10.06.2005
Dear President:
Please, accept our greetings.
It was with surprise and dismay that we at the ELF-RC received your
statement in your Ethiopian trip report of 19 May 2005 in which you
said, inter alia, that: “After Meles [Zenawi] prevailed in 1991
and despite my concerns about Eritrean leadership, he granted Eritrea
complete independence in 1993, cutting Ethiopia off from the Red Sea and
making it the most populous landlocked nation in the world.”
Dear Mr. Carter, it is sad that you volunteered to touch issues that
went well beyond your mission of observing an election; issues that
concern another sovereign country; namely, Eritrea and Eritreans.
In this statement, we read an attempt to deny an already accomplished
right of the Eritrean people for self-determination and national
independence. In other words, we find your comment to be an uncalled for
encouragement to Ethiopian chauvinist forces to go ahead with their
wrong stance of opposition to Eritrea’s deserved accession to
independent statehood; your message, in subtle contradiction to the
efforts of the UN and other regional organisations, would amount to a
call for the renewal of hostilities between the two countries.
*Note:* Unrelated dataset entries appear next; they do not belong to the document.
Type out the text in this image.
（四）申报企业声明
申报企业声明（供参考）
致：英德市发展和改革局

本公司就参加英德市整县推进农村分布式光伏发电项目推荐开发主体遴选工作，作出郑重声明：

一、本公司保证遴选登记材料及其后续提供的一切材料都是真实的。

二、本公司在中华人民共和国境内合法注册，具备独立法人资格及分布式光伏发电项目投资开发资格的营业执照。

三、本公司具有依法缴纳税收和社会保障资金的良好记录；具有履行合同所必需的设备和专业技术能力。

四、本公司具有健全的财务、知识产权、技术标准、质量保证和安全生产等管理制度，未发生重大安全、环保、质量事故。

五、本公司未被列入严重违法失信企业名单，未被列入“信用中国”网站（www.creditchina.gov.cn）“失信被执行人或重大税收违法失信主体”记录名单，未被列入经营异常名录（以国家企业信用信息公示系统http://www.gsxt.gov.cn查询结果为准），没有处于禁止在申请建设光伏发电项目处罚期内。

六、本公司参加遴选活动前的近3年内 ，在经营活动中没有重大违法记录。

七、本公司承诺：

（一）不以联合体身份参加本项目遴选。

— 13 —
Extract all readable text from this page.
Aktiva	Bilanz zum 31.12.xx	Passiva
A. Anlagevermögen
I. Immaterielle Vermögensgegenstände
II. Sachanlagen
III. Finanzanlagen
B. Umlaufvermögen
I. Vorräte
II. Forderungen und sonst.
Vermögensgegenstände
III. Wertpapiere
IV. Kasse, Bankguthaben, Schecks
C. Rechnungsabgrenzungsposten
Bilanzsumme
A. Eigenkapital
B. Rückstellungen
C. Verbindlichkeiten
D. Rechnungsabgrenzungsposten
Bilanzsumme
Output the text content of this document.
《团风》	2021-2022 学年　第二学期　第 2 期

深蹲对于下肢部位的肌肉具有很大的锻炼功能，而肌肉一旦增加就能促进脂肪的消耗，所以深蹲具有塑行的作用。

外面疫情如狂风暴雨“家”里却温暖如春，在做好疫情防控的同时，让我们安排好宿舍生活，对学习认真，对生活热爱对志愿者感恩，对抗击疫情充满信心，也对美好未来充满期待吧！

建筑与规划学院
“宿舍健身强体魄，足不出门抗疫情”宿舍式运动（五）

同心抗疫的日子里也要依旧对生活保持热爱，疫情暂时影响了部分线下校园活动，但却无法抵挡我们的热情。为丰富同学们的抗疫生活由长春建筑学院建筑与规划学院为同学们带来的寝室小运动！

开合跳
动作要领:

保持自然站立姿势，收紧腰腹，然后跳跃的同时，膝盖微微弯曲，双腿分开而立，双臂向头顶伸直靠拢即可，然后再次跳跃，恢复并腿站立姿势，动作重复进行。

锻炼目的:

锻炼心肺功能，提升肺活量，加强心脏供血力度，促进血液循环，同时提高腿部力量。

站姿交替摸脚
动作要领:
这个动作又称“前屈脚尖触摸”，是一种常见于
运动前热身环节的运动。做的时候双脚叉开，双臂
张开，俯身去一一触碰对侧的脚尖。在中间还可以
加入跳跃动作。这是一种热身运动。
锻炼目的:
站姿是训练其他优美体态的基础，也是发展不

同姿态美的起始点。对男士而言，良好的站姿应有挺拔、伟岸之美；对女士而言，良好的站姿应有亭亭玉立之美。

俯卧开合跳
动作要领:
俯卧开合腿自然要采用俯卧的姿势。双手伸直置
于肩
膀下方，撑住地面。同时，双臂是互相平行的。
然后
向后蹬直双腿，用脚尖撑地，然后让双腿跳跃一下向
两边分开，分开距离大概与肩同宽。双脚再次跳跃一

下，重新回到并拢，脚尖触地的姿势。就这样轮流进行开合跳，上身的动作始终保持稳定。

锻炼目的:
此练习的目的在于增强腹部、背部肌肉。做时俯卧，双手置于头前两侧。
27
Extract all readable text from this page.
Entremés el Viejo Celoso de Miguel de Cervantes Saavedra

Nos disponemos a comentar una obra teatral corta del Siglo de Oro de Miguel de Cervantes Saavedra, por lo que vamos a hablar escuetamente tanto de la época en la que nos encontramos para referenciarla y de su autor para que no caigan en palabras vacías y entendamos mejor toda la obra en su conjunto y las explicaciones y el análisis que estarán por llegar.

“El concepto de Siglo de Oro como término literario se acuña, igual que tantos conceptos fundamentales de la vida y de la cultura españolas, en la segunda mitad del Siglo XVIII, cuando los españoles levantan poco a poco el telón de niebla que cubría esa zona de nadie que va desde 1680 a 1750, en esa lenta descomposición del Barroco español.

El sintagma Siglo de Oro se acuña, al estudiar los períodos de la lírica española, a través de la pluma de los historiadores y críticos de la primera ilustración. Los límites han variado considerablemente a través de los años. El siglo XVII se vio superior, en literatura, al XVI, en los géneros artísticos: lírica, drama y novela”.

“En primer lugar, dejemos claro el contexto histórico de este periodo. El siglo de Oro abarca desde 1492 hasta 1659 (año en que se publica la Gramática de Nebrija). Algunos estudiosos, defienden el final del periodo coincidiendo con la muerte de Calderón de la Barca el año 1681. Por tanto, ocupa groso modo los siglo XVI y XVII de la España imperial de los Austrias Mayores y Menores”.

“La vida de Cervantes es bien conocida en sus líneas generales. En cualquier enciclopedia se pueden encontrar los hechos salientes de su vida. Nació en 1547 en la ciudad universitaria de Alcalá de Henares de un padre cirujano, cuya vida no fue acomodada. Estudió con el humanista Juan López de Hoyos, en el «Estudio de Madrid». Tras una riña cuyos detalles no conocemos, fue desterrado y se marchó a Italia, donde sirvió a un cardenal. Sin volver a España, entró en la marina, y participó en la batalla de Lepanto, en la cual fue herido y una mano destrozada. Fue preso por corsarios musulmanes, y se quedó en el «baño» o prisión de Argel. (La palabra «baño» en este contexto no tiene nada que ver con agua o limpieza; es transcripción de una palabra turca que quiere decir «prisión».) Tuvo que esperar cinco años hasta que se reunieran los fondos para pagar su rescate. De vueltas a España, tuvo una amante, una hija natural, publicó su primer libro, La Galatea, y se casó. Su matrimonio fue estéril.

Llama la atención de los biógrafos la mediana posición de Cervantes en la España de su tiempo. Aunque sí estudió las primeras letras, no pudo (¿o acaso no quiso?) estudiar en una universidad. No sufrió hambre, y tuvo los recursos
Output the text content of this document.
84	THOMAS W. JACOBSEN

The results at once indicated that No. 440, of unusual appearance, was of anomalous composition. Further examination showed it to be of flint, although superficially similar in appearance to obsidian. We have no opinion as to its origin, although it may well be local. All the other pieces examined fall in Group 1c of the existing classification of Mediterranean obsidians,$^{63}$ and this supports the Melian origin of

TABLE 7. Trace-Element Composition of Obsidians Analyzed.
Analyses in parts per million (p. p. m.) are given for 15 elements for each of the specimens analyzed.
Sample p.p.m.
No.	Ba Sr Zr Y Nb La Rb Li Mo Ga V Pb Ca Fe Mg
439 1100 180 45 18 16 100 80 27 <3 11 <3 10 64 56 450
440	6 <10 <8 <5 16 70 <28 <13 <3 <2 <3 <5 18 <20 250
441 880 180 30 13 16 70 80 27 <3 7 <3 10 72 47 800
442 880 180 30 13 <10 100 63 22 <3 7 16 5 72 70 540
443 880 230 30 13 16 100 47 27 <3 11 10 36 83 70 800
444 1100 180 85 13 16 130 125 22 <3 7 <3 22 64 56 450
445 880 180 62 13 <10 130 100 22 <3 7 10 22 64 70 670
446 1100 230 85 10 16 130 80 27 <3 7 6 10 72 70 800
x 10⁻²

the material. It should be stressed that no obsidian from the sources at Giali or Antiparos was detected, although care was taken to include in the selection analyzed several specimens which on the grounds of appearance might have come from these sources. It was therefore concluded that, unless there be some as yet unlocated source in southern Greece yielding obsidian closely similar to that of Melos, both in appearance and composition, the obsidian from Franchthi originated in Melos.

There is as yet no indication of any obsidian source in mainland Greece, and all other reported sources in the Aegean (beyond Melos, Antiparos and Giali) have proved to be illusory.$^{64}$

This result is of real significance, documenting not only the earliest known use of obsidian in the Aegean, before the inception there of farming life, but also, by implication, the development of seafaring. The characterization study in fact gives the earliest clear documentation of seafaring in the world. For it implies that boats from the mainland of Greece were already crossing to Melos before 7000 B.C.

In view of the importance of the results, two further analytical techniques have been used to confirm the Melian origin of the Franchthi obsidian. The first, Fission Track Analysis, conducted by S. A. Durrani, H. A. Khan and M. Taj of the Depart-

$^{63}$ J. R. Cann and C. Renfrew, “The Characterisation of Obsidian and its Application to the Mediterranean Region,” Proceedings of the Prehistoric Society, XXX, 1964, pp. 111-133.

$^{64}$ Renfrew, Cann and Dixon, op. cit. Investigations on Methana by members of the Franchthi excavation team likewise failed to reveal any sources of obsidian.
Genuine friends of the Eritrean and Ethiopian peoples believe that the
path taken by the EPRDF government in regard to the Eritrean cause was
correct and historical. For us Eritreans, independence was something
inevitable because of our determination to bring it about at very high
costs. It was not a gift from anyone. Independence was what the small
Eritrean nation wanted to enjoy and finally seized it against all heavy
challenges.
It is important to be fully aware of the fact that between 1941 and
1991, Eritrea and Ethiopia witnessed a costly struggle that deprived
peace, prosperity and stability to the two fraternal peoples. There were
high prospects of peaceful and prosperous co-existence of the two
peoples after 1991 were it not to the destructive behaviour of a
deranged militarist leader in Eritrea. Still, it is our strong
conviction that Eritrea and Ethiopia will live in good neighbourliness,
peace and prosperity when the whimsical dictator in Asmara is removed
and replaced by a democratic government of the people.